5. Repeat until exhausted: The while n: loop continues as long as n is non-zero. When n becomes 0, we've processed all digits.

Example trace with n = 34, k = 6:

• Iteration 1: ans = 0 + (34 % 6) = 0 + 4 = 4, then n = 34 // 6 = 5
• Iteration 2: ans = 4 + (5 % 6) = 4 + 5 = 9, then n = 5 // 6 = 0
• Loop ends, return ans = 9

The algorithm has a time complexity of O(log_k(n)) since we divide n by k in each iteration, and space complexity of O(1) as we only use a constant amount of extra space.

Example Walkthrough

Let's trace through the algorithm with n = 23 and k = 5:

Goal: Convert 23 to base 5, then sum its digits.

Initial state: n = 23, ans = 0

Iteration 1:

• Calculate remainder: 23 % 5 = 3 (this is the rightmost digit in base 5)
• Add to sum: ans = 0 + 3 = 3
• Remove processed digit: n = 23 // 5 = 4

Iteration 2:

• Calculate remainder: 4 % 5 = 4 (this is the next digit in base 5)
• Add to sum: ans = 3 + 4 = 7
• Remove processed digit: n = 4 // 5 = 0

Iteration 3:

• Since n = 0, the loop terminates

Result: The function returns ans = 7

Verification:

• 23 in base 5 is indeed 43 (since 4×5¹ + 3×5⁰ = 20 + 3 = 23)
• Sum of digits: 4 + 3 = 7 ✓

The key insight is that each modulo operation extracts exactly one digit from the base-k representation, and we accumulate these digits directly without ever constructing the full base-k number.

Solution Implementation

Time and Space Complexity

Time Complexity: O(log_k(n))

The algorithm converts a number n from base 10 to base k by repeatedly dividing n by k and extracting the remainder. In each iteration of the while loop:

• We perform a modulo operation (n % k) to get the current digit in base k
• We perform integer division (n //= k) to remove the processed digit

The number of iterations equals the number of digits in the base-k representation of n. Since a number n has approximately log_k(n) + 1 digits when represented in base k, the loop executes O(log_k(n)) times. Each operation inside the loop (modulo, division, addition) takes O(1) time, resulting in an overall time complexity of O(log_k(n)).

Space Complexity: O(1)

The algorithm uses only a constant amount of extra space:

• Variable ans to store the running sum
• The input variable n is modified in place

No additional data structures (arrays, lists, recursion stack) are used that grow with the input size. Therefore, the space complexity is O(1).

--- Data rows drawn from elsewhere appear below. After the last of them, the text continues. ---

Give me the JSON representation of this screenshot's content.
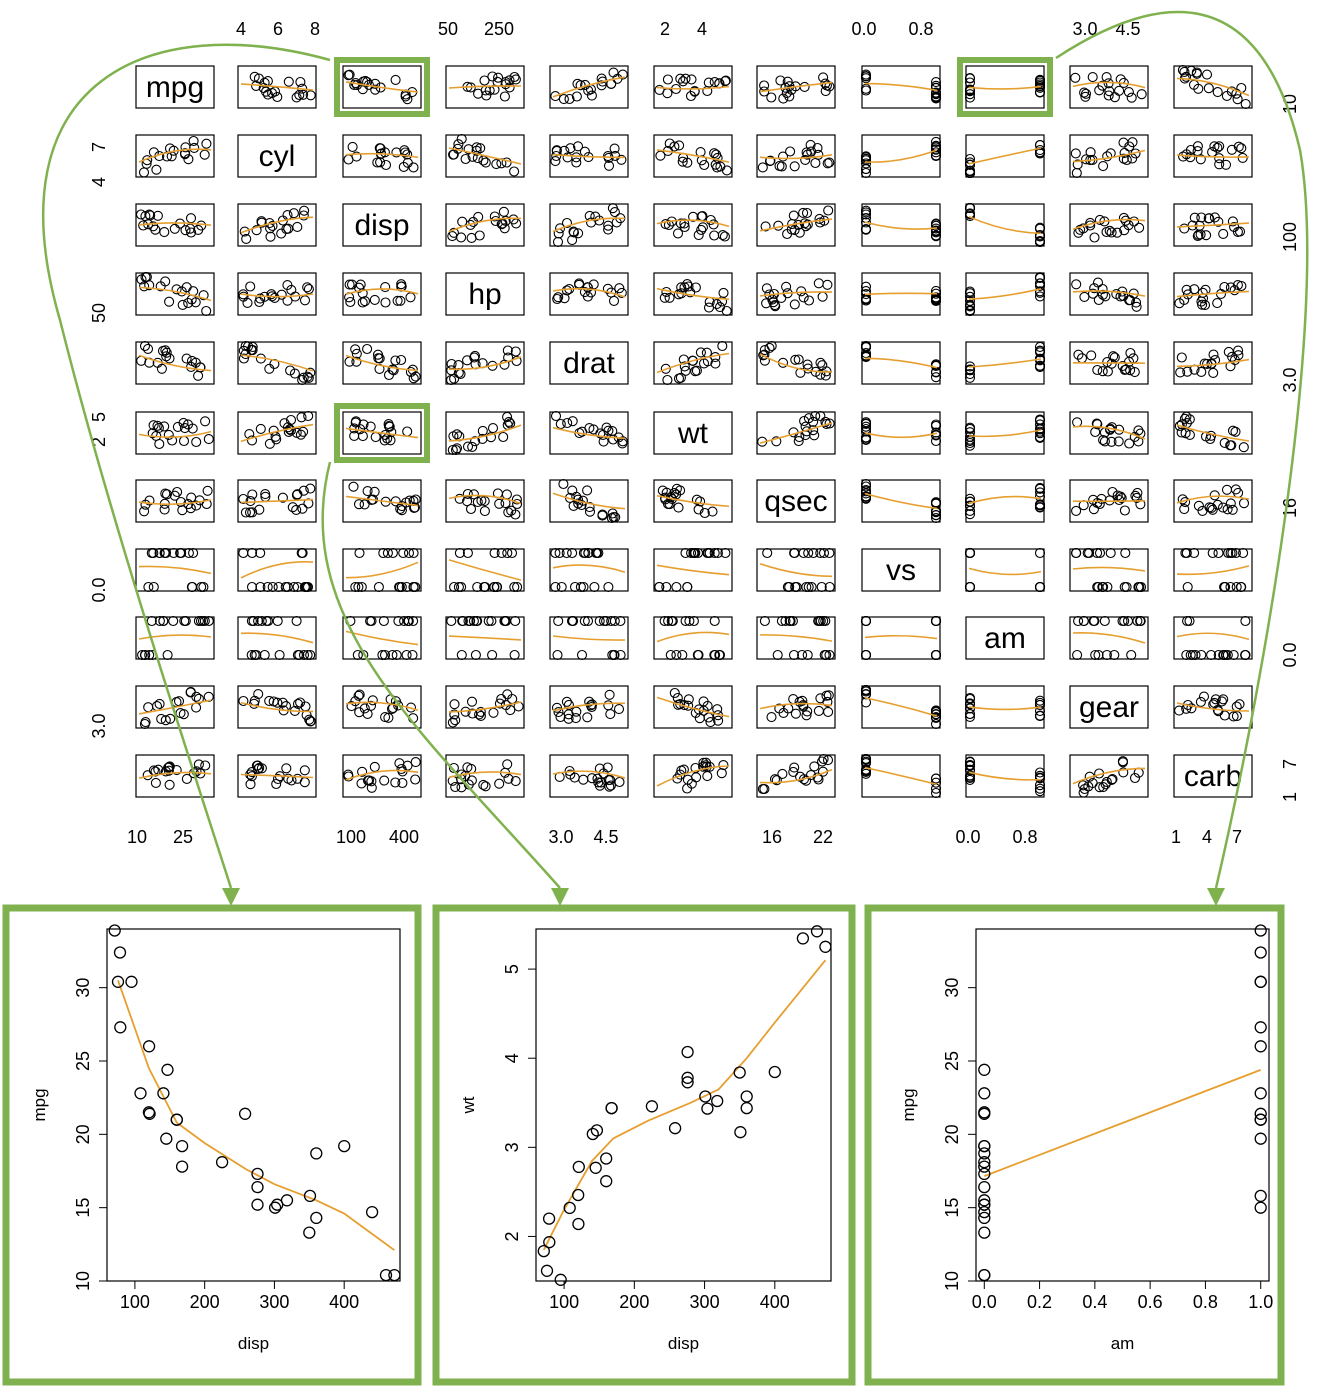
{
  "colors": {
    "accent": "#7fb24f",
    "smoother": "#e69f2e",
    "points": "#000000",
    "frame": "#000000"
  },
  "chart_data": [
    {
      "type": "scatter",
      "description_kind": "scatterplot-matrix",
      "variables": [
        "mpg",
        "cyl",
        "disp",
        "hp",
        "drat",
        "wt",
        "qsec",
        "vs",
        "am",
        "gear",
        "carb"
      ],
      "tick_labels": {
        "mpg": [
          "10",
          "25"
        ],
        "cyl": [
          "4",
          "6",
          "8",
          "4",
          "7"
        ],
        "disp": [
          "100",
          "400",
          "100"
        ],
        "hp": [
          "50",
          "250",
          "50"
        ],
        "drat": [
          "3.0",
          "4.5",
          "3.0"
        ],
        "wt": [
          "2",
          "4",
          "2",
          "5"
        ],
        "qsec": [
          "16",
          "22",
          "16"
        ],
        "vs": [
          "0.0",
          "0.8",
          "0.0"
        ],
        "am": [
          "0.0",
          "0.8",
          "0.0"
        ],
        "gear": [
          "3.0",
          "4.5",
          "3.0"
        ],
        "carb": [
          "1",
          "4",
          "7",
          "1",
          "7"
        ],
        "mpg_right": [
          "10"
        ]
      },
      "highlighted_panels": [
        {
          "row": "mpg",
          "col": "disp"
        },
        {
          "row": "wt",
          "col": "disp"
        },
        {
          "row": "mpg",
          "col": "am"
        }
      ],
      "has_smoother": true
    },
    {
      "type": "scatter",
      "title": "",
      "xlabel": "disp",
      "ylabel": "mpg",
      "xlim": [
        60,
        480
      ],
      "ylim": [
        10,
        34
      ],
      "xticks": [
        "100",
        "200",
        "300",
        "400"
      ],
      "yticks": [
        "10",
        "15",
        "20",
        "25",
        "30"
      ],
      "x": [
        160,
        160,
        108,
        258,
        360,
        225,
        360,
        146.7,
        140.8,
        167.6,
        167.6,
        275.8,
        275.8,
        275.8,
        472,
        460,
        440,
        78.7,
        75.7,
        71.1,
        120.1,
        318,
        304,
        350,
        400,
        79,
        120.3,
        95.1,
        351,
        145,
        301,
        121
      ],
      "y": [
        21,
        21,
        22.8,
        21.4,
        18.7,
        18.1,
        14.3,
        24.4,
        22.8,
        19.2,
        17.8,
        16.4,
        17.3,
        15.2,
        10.4,
        10.4,
        14.7,
        32.4,
        30.4,
        33.9,
        21.5,
        15.5,
        15.2,
        13.3,
        19.2,
        27.3,
        26,
        30.4,
        15.8,
        19.7,
        15,
        21.4
      ],
      "smoother": {
        "x": [
          75.7,
          120,
          160,
          200,
          260,
          300,
          360,
          400,
          472
        ],
        "y": [
          30.5,
          24.5,
          20.8,
          19.4,
          17.6,
          16.6,
          15.5,
          14.6,
          12.1
        ]
      }
    },
    {
      "type": "scatter",
      "title": "",
      "xlabel": "disp",
      "ylabel": "wt",
      "xlim": [
        60,
        480
      ],
      "ylim": [
        1.5,
        5.45
      ],
      "xticks": [
        "100",
        "200",
        "300",
        "400"
      ],
      "yticks": [
        "2",
        "3",
        "4",
        "5"
      ],
      "x": [
        160,
        160,
        108,
        258,
        360,
        225,
        360,
        146.7,
        140.8,
        167.6,
        167.6,
        275.8,
        275.8,
        275.8,
        472,
        460,
        440,
        78.7,
        75.7,
        71.1,
        120.1,
        318,
        304,
        350,
        400,
        79,
        120.3,
        95.1,
        351,
        145,
        301,
        121
      ],
      "y": [
        2.62,
        2.875,
        2.32,
        3.215,
        3.44,
        3.46,
        3.57,
        3.19,
        3.15,
        3.44,
        3.44,
        4.07,
        3.73,
        3.78,
        5.25,
        5.424,
        5.345,
        2.2,
        1.615,
        1.835,
        2.465,
        3.52,
        3.435,
        3.84,
        3.845,
        1.935,
        2.14,
        1.513,
        3.17,
        2.77,
        3.57,
        2.78
      ],
      "smoother": {
        "x": [
          71.1,
          100,
          140,
          170,
          220,
          280,
          320,
          360,
          400,
          472
        ],
        "y": [
          1.85,
          2.3,
          2.85,
          3.1,
          3.3,
          3.5,
          3.65,
          4.0,
          4.4,
          5.1
        ]
      }
    },
    {
      "type": "scatter",
      "title": "",
      "xlabel": "am",
      "ylabel": "mpg",
      "xlim": [
        -0.03,
        1.03
      ],
      "ylim": [
        10,
        34
      ],
      "xticks": [
        "0.0",
        "0.2",
        "0.4",
        "0.6",
        "0.8",
        "1.0"
      ],
      "yticks": [
        "10",
        "15",
        "20",
        "25",
        "30"
      ],
      "x": [
        1,
        1,
        1,
        0,
        0,
        0,
        0,
        0,
        0,
        0,
        0,
        0,
        0,
        0,
        0,
        0,
        0,
        1,
        1,
        1,
        0,
        0,
        0,
        0,
        0,
        1,
        1,
        1,
        1,
        1,
        1,
        1
      ],
      "y": [
        21,
        21,
        22.8,
        21.4,
        18.7,
        18.1,
        14.3,
        24.4,
        22.8,
        19.2,
        17.8,
        16.4,
        17.3,
        15.2,
        10.4,
        10.4,
        14.7,
        32.4,
        30.4,
        33.9,
        21.5,
        15.5,
        15.2,
        13.3,
        19.2,
        27.3,
        26,
        30.4,
        15.8,
        19.7,
        15,
        21.4
      ],
      "smoother": {
        "x": [
          0,
          1
        ],
        "y": [
          17.15,
          24.39
        ]
      }
    }
  ]
}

Learn more about how to find time and space complexity quickly.

Common Pitfalls

1. Attempting to Build the String Representation First

A common mistake is trying to construct the complete base-k number as a string or list before summing the digits:

Inefficient approach:

def sumBase(self, n: int, k: int) -> int:
    # Building string representation first
    base_k_str = ""
    while n > 0:
        base_k_str = str(n % k) + base_k_str
        n //= k
  
    # Then summing the digits
    return sum(int(digit) for digit in base_k_str)

Why it's problematic:

• Uses extra O(log_k(n)) space for string storage
• Requires additional iteration through the string
• More operations: string concatenation, type conversions

Better solution: Sum the digits directly during conversion (as shown in the original solution).

2. Forgetting to Handle n = 0 Edge Case

While the given solution handles n = 0 correctly (returns 0), some implementations might have issues:

Problematic variation:

def sumBase(self, n: int, k: int) -> int:
    if n == 0:  # Unnecessary special case
        return 0
  
    ans = 0
    while n > 0:  # Using n > 0 instead of just n
        ans += n % k
        n //= k
    return ans

Solution: The original while n: elegantly handles all cases including n = 0.

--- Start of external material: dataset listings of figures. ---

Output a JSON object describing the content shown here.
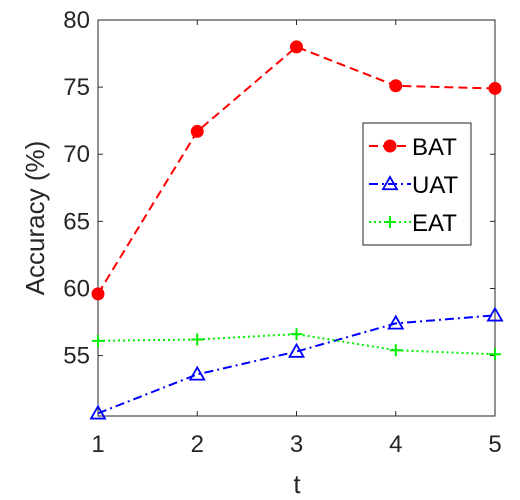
{
  "chart_data": {
    "type": "line",
    "title": "",
    "xlabel": "t",
    "ylabel": "Accuracy (%)",
    "x": [
      1,
      2,
      3,
      4,
      5
    ],
    "xlim": [
      1,
      5
    ],
    "ylim": [
      50.5,
      80
    ],
    "xticks": [
      "1",
      "2",
      "3",
      "4",
      "5"
    ],
    "yticks": [
      "55",
      "60",
      "65",
      "70",
      "75",
      "80"
    ],
    "grid": false,
    "legend_position": "right",
    "series": [
      {
        "name": "BAT",
        "values": [
          59.6,
          71.7,
          78.0,
          75.1,
          74.9
        ],
        "color": "#ff0000",
        "line_style": "dashed",
        "marker": "circle"
      },
      {
        "name": "UAT",
        "values": [
          50.7,
          53.6,
          55.3,
          57.4,
          58.0
        ],
        "color": "#0000ff",
        "line_style": "dash-dot",
        "marker": "triangle"
      },
      {
        "name": "EAT",
        "values": [
          56.1,
          56.2,
          56.6,
          55.4,
          55.1
        ],
        "color": "#00ee00",
        "line_style": "dotted",
        "marker": "plus"
      }
    ]
  }
}
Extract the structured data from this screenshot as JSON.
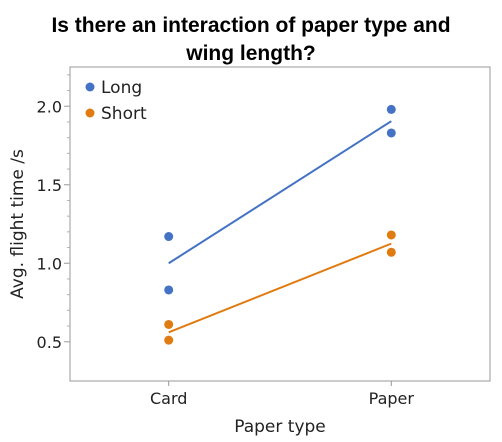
{
  "chart_data": {
    "type": "scatter",
    "title": "Is there an interaction of paper type and wing length?",
    "xlabel": "Paper type",
    "ylabel": "Avg. flight time /s",
    "categories": [
      "Card",
      "Paper"
    ],
    "ylim": [
      0.25,
      2.25
    ],
    "yticks": [
      "0.5",
      "1.0",
      "1.5",
      "2.0"
    ],
    "grid": false,
    "legend_position": "top-left",
    "series": [
      {
        "name": "Long",
        "color": "#4472c4",
        "points": [
          {
            "x": "Card",
            "y": 1.17
          },
          {
            "x": "Card",
            "y": 0.83
          },
          {
            "x": "Paper",
            "y": 1.98
          },
          {
            "x": "Paper",
            "y": 1.83
          }
        ],
        "line": [
          1.0,
          1.905
        ]
      },
      {
        "name": "Short",
        "color": "#e07b10",
        "points": [
          {
            "x": "Card",
            "y": 0.61
          },
          {
            "x": "Card",
            "y": 0.51
          },
          {
            "x": "Paper",
            "y": 1.18
          },
          {
            "x": "Paper",
            "y": 1.07
          }
        ],
        "line": [
          0.56,
          1.125
        ]
      }
    ]
  }
}
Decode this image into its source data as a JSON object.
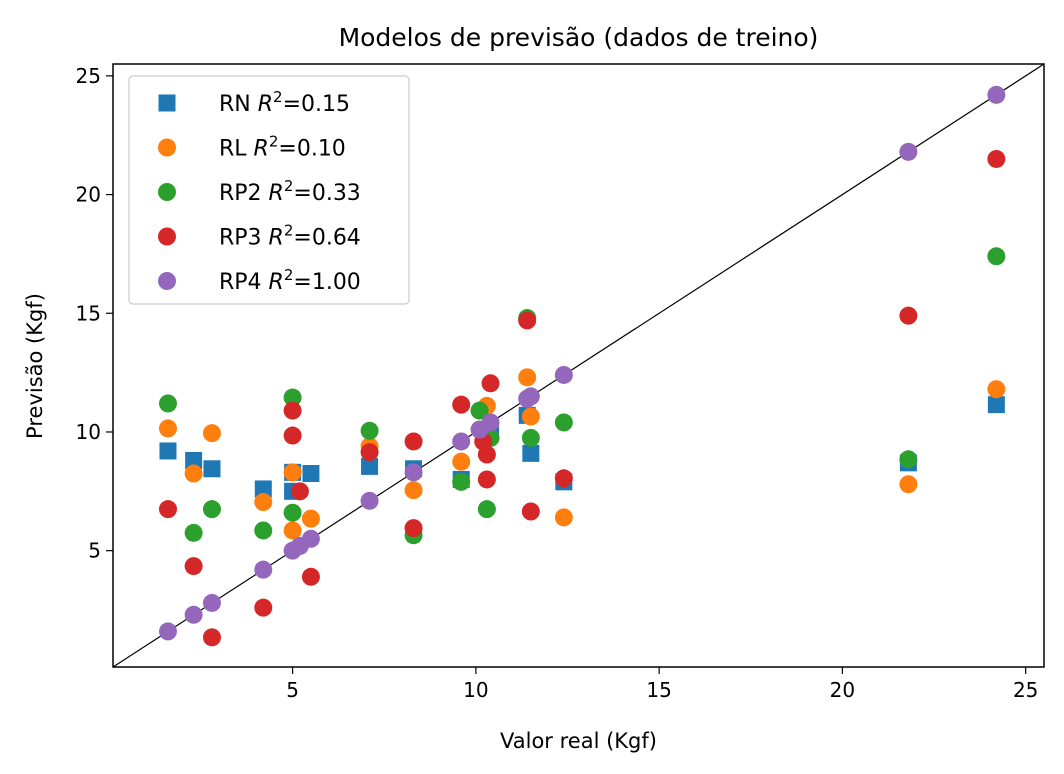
{
  "chart_data": {
    "type": "scatter",
    "title": "Modelos de previsão (dados de treino)",
    "xlabel": "Valor real (Kgf)",
    "ylabel": "Previsão (Kgf)",
    "xlim": [
      0.1,
      25.5
    ],
    "ylim": [
      0.1,
      25.5
    ],
    "xticks": [
      5,
      10,
      15,
      20,
      25
    ],
    "yticks": [
      5,
      10,
      15,
      20,
      25
    ],
    "grid": false,
    "legend_position": "top-left",
    "reference_line": "y = x",
    "series": [
      {
        "label": "RN",
        "r2": "0.15",
        "color": "#1f77b4",
        "marker": "square",
        "x": [
          1.6,
          2.3,
          2.8,
          4.2,
          5.0,
          5.0,
          5.5,
          7.1,
          8.3,
          9.6,
          10.4,
          11.4,
          11.5,
          12.4,
          21.8,
          24.2
        ],
        "y": [
          9.2,
          8.8,
          8.45,
          7.6,
          8.3,
          7.5,
          8.25,
          8.55,
          8.45,
          8.0,
          10.0,
          10.7,
          9.1,
          7.9,
          8.7,
          11.15
        ]
      },
      {
        "label": "RL",
        "r2": "0.10",
        "color": "#ff7f0e",
        "marker": "circle",
        "x": [
          1.6,
          2.3,
          2.8,
          4.2,
          5.0,
          5.0,
          5.5,
          7.1,
          8.3,
          9.6,
          10.3,
          11.4,
          11.5,
          12.4,
          21.8,
          24.2
        ],
        "y": [
          10.15,
          8.25,
          9.95,
          7.05,
          8.3,
          5.85,
          6.35,
          9.4,
          7.55,
          8.75,
          11.1,
          12.3,
          10.65,
          6.4,
          7.8,
          11.8
        ]
      },
      {
        "label": "RP2",
        "r2": "0.33",
        "color": "#2ca02c",
        "marker": "circle",
        "x": [
          1.6,
          2.3,
          2.8,
          4.2,
          5.0,
          5.0,
          7.1,
          8.3,
          9.6,
          10.1,
          10.3,
          10.4,
          11.4,
          11.5,
          12.4,
          21.8,
          24.2
        ],
        "y": [
          11.2,
          5.75,
          6.75,
          5.85,
          11.45,
          6.6,
          10.05,
          5.65,
          7.9,
          10.9,
          6.75,
          9.75,
          14.8,
          9.75,
          10.4,
          8.85,
          17.4
        ]
      },
      {
        "label": "RP3",
        "r2": "0.64",
        "color": "#d62728",
        "marker": "circle",
        "x": [
          1.6,
          2.3,
          2.8,
          4.2,
          5.0,
          5.0,
          5.2,
          5.5,
          7.1,
          8.3,
          8.3,
          9.6,
          10.2,
          10.3,
          10.3,
          10.4,
          11.4,
          11.5,
          12.4,
          21.8,
          24.2
        ],
        "y": [
          6.75,
          4.35,
          1.35,
          2.6,
          10.9,
          9.85,
          7.5,
          3.9,
          9.15,
          9.6,
          5.95,
          11.15,
          9.6,
          9.05,
          8.0,
          12.05,
          14.7,
          6.65,
          8.05,
          14.9,
          21.5
        ]
      },
      {
        "label": "RP4",
        "r2": "1.00",
        "color": "#9467bd",
        "marker": "circle",
        "x": [
          1.6,
          2.3,
          2.8,
          4.2,
          5.0,
          5.2,
          5.5,
          7.1,
          8.3,
          9.6,
          10.1,
          10.4,
          11.4,
          11.5,
          12.4,
          21.8,
          24.2
        ],
        "y": [
          1.6,
          2.3,
          2.8,
          4.2,
          5.0,
          5.2,
          5.5,
          7.1,
          8.3,
          9.6,
          10.1,
          10.4,
          11.4,
          11.5,
          12.4,
          21.8,
          24.2
        ]
      }
    ]
  }
}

3. Integer Overflow in Other Languages

In languages like C++ or Java, you might encounter integer overflow for large values:

C++ pitfall:

int sumBase(int n, int k) {
    int ans = 0;
    while (n) {
        ans += n % k;  // Could overflow for large sums
        n /= k;
    }
    return ans;
}

Solution for C++/Java: Use appropriate data types (long long in C++, long in Java) or verify constraints.

4. Incorrect Order of Operations

Some might mistakenly update n before extracting the digit:

Wrong approach:

def sumBase(self, n: int, k: int) -> int:
    ans = 0
    while n:
        n //= k  # Wrong: dividing before taking remainder
        ans += n % k  # This gets the wrong digit
    return ans

Solution: Always extract the digit (n % k) before updating n (n //= k).